Most companies have standard operating procedures (SOPs) — on the shelf in some cubical. Most SOPs are outdated the day they are written. This is a tragedy. Your SOPs can be the glue that enables standardized execution, but they have to be a central part of your team’s execution process. They have to be frequently updated living documents repeatedly referenced and upheld by leaders. In a flawlessly executing team, standards allow you to handle routine operations without further consideration and with greater speed. Most teams overlook this discipline or don’t take the time to document processes and standard procedures.

Standards are critical to gaining Lessons Learned from Debriefing. They can help you understand whether failure to adhere to the standards caused the failure or, conversely, whether your team’s success resulted from NOT following the standards. In this case, you would need to adjust your SOPs to the next best practice. When Debriefing yields a Lesson Learned, often these can be added to SOPs to leverage the best practice across, up and down the organization. High performing teams stand ready to hand-off their duties to another team and move on to the next challenge – without either team losing momentum.

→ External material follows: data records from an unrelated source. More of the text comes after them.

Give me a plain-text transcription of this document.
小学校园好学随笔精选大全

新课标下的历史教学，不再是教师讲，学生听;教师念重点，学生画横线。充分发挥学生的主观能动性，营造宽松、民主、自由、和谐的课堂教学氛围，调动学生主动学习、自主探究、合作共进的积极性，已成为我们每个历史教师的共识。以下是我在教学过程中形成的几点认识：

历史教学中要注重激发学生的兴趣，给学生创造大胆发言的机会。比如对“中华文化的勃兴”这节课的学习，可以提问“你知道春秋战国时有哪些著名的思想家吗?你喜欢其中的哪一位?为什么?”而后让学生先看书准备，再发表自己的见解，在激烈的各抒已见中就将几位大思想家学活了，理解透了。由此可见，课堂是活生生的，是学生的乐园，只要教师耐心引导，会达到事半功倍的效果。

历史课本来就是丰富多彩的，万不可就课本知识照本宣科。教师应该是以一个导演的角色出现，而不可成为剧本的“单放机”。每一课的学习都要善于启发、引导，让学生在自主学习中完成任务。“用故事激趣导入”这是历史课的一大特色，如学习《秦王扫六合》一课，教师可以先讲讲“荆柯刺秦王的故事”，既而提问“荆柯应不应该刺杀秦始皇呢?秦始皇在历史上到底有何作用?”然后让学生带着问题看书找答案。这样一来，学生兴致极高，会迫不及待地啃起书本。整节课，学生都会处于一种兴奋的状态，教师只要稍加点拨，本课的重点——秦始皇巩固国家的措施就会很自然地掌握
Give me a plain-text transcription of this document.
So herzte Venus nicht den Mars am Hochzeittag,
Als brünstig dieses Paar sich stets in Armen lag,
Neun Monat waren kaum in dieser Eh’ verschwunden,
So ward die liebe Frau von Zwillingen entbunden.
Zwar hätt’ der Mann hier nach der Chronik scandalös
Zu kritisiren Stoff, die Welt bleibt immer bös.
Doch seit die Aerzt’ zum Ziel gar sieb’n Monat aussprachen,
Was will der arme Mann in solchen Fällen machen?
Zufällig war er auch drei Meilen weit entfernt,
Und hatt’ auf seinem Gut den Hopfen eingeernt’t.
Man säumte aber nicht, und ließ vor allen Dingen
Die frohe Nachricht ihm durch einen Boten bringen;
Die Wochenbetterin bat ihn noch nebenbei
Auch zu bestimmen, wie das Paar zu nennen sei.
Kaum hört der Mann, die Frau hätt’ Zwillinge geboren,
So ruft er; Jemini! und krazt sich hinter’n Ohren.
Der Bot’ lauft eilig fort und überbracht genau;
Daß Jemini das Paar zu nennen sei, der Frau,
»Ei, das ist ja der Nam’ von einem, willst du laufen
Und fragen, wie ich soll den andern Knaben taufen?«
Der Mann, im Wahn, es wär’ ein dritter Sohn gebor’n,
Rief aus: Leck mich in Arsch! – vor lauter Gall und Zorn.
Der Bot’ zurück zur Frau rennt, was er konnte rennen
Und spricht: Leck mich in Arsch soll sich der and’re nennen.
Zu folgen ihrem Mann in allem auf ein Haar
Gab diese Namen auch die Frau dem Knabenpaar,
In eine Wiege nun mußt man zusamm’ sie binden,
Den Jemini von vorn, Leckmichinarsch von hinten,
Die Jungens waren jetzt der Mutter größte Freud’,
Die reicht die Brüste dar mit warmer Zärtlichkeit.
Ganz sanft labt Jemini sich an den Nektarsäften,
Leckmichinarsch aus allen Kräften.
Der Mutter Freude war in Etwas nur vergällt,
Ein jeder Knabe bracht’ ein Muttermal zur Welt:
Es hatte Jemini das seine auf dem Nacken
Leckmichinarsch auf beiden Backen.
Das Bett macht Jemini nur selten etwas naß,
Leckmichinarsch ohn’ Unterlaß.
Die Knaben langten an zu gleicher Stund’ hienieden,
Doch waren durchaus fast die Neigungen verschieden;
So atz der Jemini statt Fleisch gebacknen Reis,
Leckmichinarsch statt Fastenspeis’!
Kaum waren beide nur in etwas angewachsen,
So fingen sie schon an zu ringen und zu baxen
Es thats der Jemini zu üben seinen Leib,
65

Force Multiplier 4: Establish Disciplined Communication Rules

Undisciplined communication can sap the effectiveness of any group. We’re not talking about the interpersonal chat that goes on in an organization. We are talking about how team members transmit and receive information to one another that supports execution — voice mails, emails, text, CRM & social messaging, ad hoc meetings and more which is absolutely essential to effective team building. Nothing will turn a high performing team into a low performing team faster than undisciplined communication. Teams with good Execution Rhythm take these daily communications seriously enough to create detailed standards for them. Here are a few examples:

► Communication should be face to face first, voice second and email/text last.
► Never reply more than once to an email. Start a new email so the recipient does not have to read a long string of messages to determine the central point.
► Always address conflict in person or via telephone/web meeting, never via email.

Moving a team from average performance to a high-performance team requires consistent, intentional behaviors which are most effectively learned through professional team building.